The 38-year-old, currently playing in the Limacol Caribbean Premier League with the Antigua Hawksbills, has found the current series tough viewing with England 3-0 up after four games.
Australia have been competitive in all but one of the matches, but their big weakness has come in their top order, where their batsmen have failed to fire.
With an immediate return Ashes series on the horizon, though, Ponting sees reasons to be optimistic.
"There's some challenges there for Australian cricket but with Darren Lehmann's appointment as coach and some of the younger guys they've got around there, I think there's enough talent," he said. "They're just going to have to learn and unfortunately at the moment they're learning the hard way.
"You can find some excuses for a few of the guys. A few of the guys are young players trying to find their way in the most pressurised series that there is in world cricket: Hughes, Khawaja, even Steve Smith - although he's played reasonably well at different times.
"But the thing that I keep referring to with that is if you take England back six or seven years when they had Bell just starting out, Cook just starting out - those guys weren't overnight successes.
"It's taken them that amount of time in the game to hit their straps as international players and that's what we have to do with our guys.

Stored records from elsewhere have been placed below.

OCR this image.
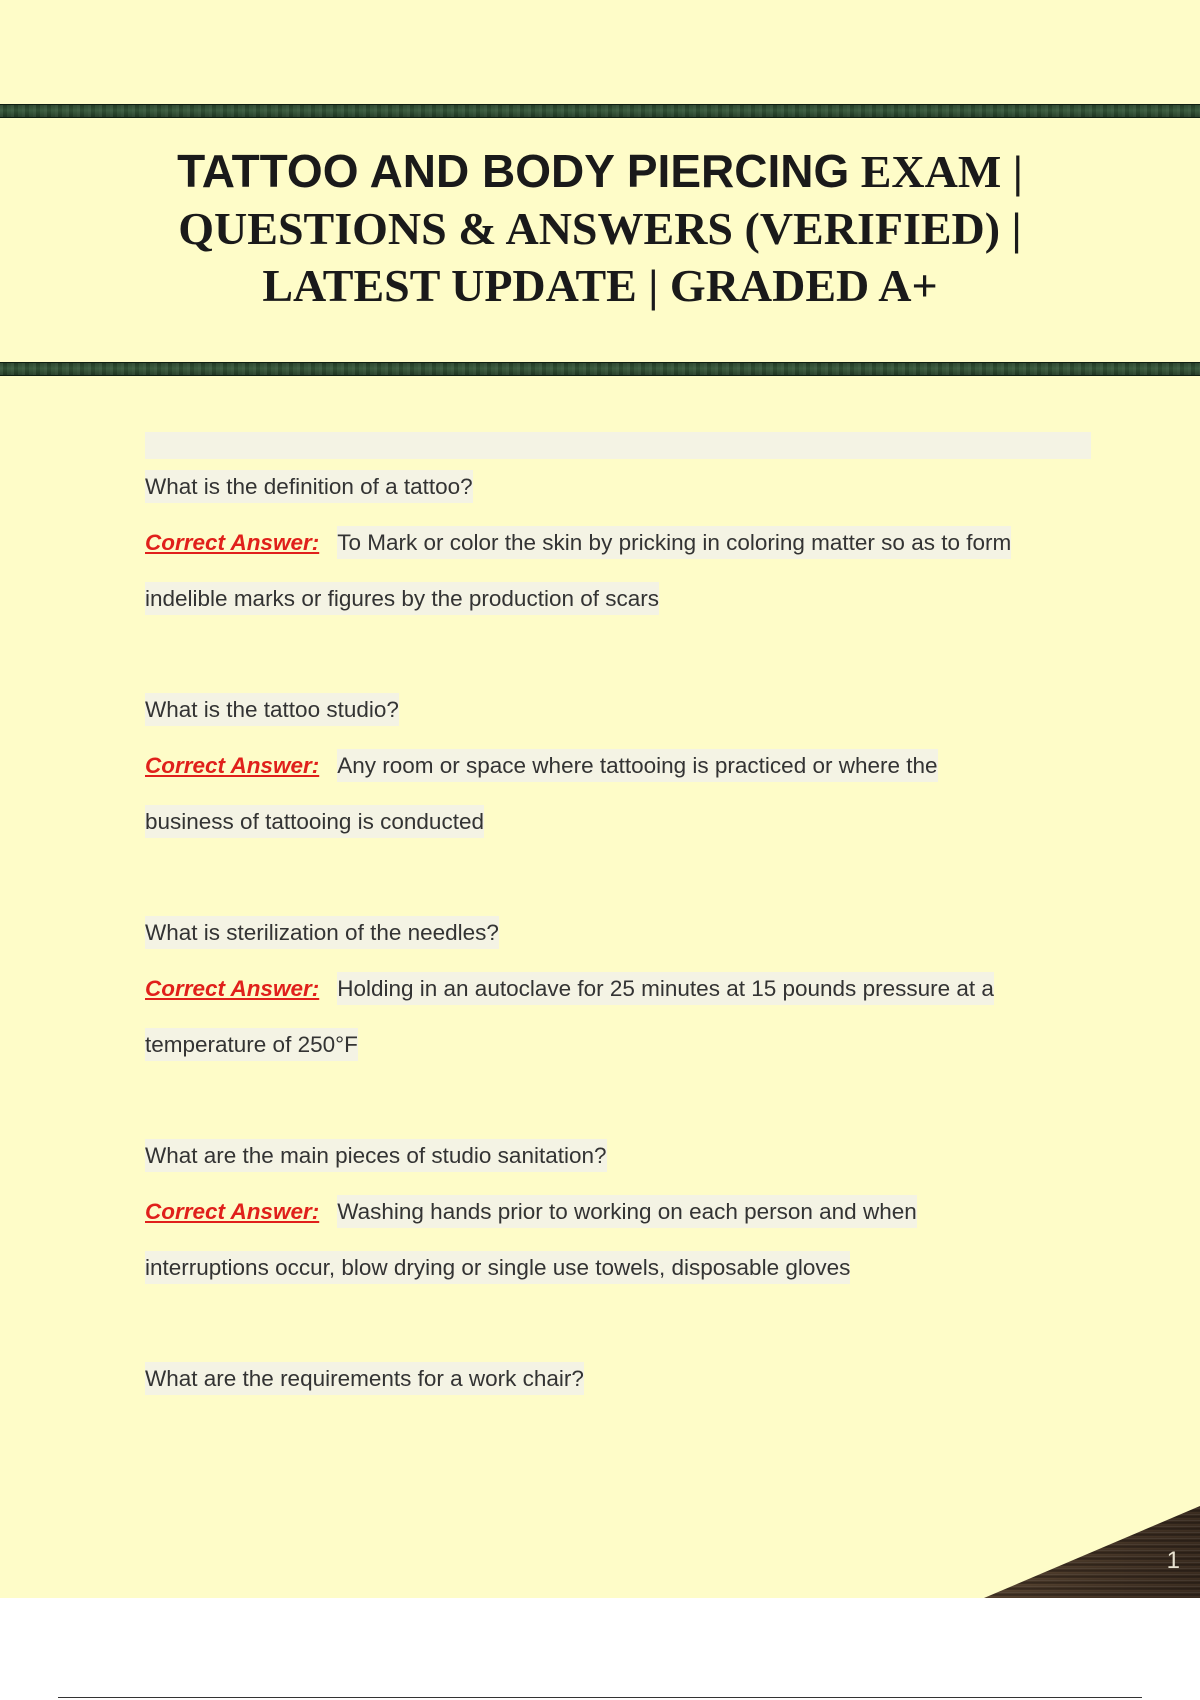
TATTOO AND BODY PIERCING EXAM |
QUESTIONS & ANSWERS (VERIFIED) |
LATEST UPDATE | GRADED A+
What is the definition of a tattoo?
Correct Answer: To Mark or color the skin by pricking in coloring matter so as to form
indelible marks or figures by the production of scars
What is the tattoo studio?
Correct Answer: Any room or space where tattooing is practiced or where the
business of tattooing is conducted
What is sterilization of the needles?
Correct Answer: Holding in an autoclave for 25 minutes at 15 pounds pressure at a
temperature of 250°F
What are the main pieces of studio sanitation?
Correct Answer: Washing hands prior to working on each person and when
interruptions occur, blow drying or single use towels, disposable gloves
What are the requirements for a work chair?
1
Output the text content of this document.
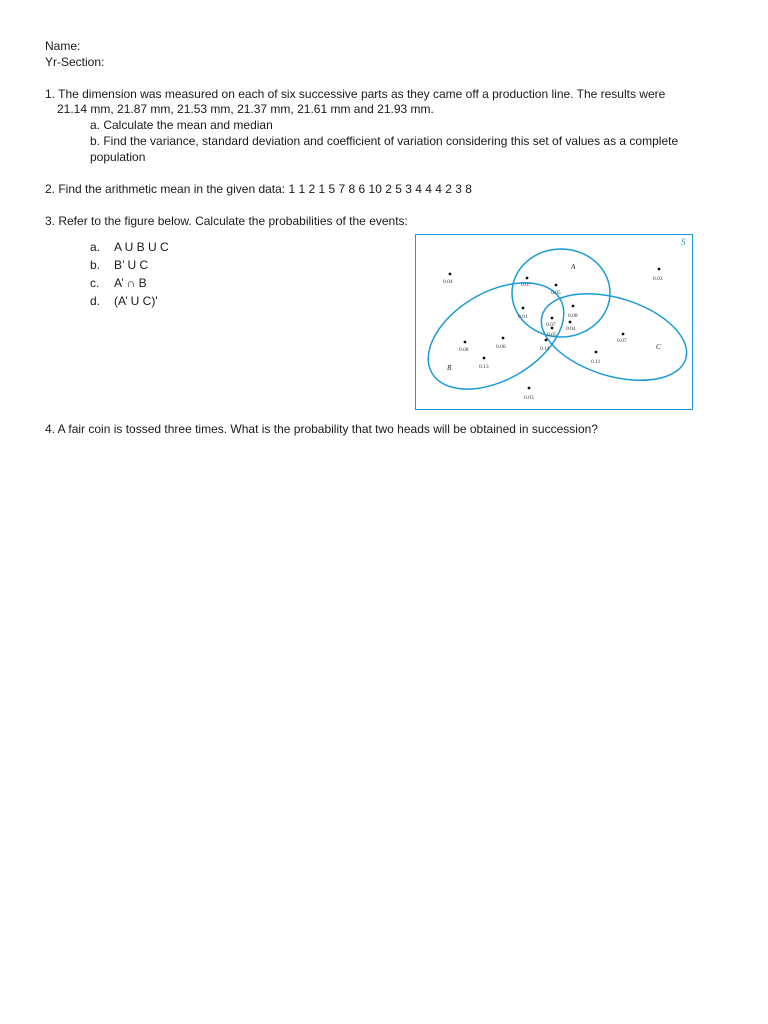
Name:
Yr-Section:
1. The dimension was measured on each of six successive parts as they came off a production line. The results were
21.14 mm, 21.87 mm, 21.53 mm, 21.37 mm, 21.61 mm and 21.93 mm.
a. Calculate the mean and median
b. Find the variance, standard deviation and coefficient of variation considering this set of values as a complete
population
2. Find the arithmetic mean in the given data: 1 1 2 1 5 7 8 6 10 2 5 3 4 4 4 2 3 8
3. Refer to the figure below. Calculate the probabilities of the events:
a. A U B U C
b. B’ U C
c. A’ ∩ B
d. (A’ U C)'
S
A
B
C
0.04	0.03
0.03
0.07
0.05
0.01	0.08
0.04
0.07
0.05
0.11
0.08	0.06
0.13
0.07
0.11
4. A fair coin is tossed three times. What is the probability that two heads will be obtained in succession?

"We've got to identify the best players we've got, give them an opportunity and stick with them, even if we are losing games.
"If they're the best players we've got, they've got to learn and grow some confidence in that environment, not be in and out of the team all the time. That's the big challenge for us."
Ponting, whose retirement from the side along with Mike Hussey left Australia's batting line-up short of experience, believes the scoreline does not do Australia justice.
"I think the boys have probably played a little better than the scoreline reads," he said. "They've been in three Test matches with the chance to win all three, probably would have won at Old Trafford.
"But the scoreline reads 3-0 and that's the difference sometimes between the really good, experienced teams and the teams that are on the way up - the know-how to get across the line and win those games. And that's what England have done."